3361 TOPICS IN WRITING (3 hours)
A study of selected topics in writing. Topics will vary to meet the needs of the department.
3370 MAJOR WORLD WRITERS (3 hours)
Astudy of major world writers in translation. Attention to the phenomenon of translation will undergird language study. Guiding questions will focus student attention upon pertinent universal ideas, values, and their consequences. Attention to genres and their elements will emphasize the integrated nature of aesthetic experience.
3803 LITERARY CRITICISM (3 hours)
A study of the criticism focusing on the main theoretical perspectives of the Twentieth Century, beginning with the New Criticism, with an emphasis on both major texts and applied readings. (Offered in alternate years.)

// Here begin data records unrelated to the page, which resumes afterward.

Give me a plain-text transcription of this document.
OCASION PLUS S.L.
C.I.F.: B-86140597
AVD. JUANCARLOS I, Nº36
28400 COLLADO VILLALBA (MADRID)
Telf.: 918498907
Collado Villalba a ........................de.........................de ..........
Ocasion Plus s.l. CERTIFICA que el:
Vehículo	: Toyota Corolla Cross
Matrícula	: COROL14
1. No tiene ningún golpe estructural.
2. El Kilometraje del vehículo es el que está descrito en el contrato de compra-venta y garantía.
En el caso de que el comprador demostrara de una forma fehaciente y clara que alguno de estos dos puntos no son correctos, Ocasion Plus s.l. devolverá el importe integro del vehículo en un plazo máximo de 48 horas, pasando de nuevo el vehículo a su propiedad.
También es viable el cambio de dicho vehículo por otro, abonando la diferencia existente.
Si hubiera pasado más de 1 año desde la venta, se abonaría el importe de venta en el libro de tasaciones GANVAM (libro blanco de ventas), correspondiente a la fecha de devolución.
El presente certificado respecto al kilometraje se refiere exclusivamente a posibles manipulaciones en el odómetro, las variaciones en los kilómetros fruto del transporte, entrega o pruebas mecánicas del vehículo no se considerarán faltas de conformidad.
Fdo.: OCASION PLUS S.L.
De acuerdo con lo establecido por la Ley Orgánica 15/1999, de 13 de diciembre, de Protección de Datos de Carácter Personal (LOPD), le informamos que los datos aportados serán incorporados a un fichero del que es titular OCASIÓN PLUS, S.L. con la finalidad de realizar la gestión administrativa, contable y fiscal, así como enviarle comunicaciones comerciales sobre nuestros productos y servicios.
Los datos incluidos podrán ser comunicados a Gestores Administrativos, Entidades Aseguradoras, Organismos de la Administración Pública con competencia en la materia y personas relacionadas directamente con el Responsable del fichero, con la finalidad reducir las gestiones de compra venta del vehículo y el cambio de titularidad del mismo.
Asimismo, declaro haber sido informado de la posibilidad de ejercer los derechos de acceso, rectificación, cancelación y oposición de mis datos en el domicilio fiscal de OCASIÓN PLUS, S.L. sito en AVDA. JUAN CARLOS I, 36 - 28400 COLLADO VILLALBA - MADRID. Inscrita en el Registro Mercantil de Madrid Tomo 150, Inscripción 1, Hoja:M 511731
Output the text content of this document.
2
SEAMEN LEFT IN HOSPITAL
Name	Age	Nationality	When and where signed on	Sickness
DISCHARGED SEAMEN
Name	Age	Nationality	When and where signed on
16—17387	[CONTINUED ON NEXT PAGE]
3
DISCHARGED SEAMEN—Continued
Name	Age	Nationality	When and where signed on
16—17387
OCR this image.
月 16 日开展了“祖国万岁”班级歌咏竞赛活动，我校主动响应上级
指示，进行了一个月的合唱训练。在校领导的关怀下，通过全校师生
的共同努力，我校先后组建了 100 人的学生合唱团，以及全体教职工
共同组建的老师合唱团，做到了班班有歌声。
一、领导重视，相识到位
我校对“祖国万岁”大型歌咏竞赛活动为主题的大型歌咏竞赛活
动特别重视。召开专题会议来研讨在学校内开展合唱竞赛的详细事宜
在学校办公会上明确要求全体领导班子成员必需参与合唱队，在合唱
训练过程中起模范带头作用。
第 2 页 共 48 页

3831 THE ENGLISH NOVEL (3 hours)
A study of the English novel from its inception to the end of the Victorian period. (Offered in alternate years.)
3832 THE AMERICAN NOVEL (3 hours)
A study of selected American novels from Hawthorne through Faulkner. (Offered in alternate years.)
4101 ENGLISH SEMINAR (3 hours)
Reading, discussion, independent research and written reports on a topic selected by the department. Prerequisite: Permission of Instructor.
4201 PRACTICUM (1-6 hours)
Approved projects or field experience following a contractual plan approved by the Department Chair.
4301 INDEPENDENT STUDY IN ENGLISH (1-4 hours)
Self-directed study following a contractual plan initiated by the student and accepted by the staff.
4401 INTERNSHIP (1-4 hours)
A field experience related to English study with the formal evaluation, supervision and direction provided by an outside agency in collaboration with the coordinating professor and student. Prerequisites: formalized plan, permission of coordinating professor and department chair.
4801 LANGUAGE AND SOCIETY (3 hours)
A study of the dialects of English and of the mechanisms by which variants of a language become differentiated over time and space and as a consequence of social, political, economic, and physical barriers.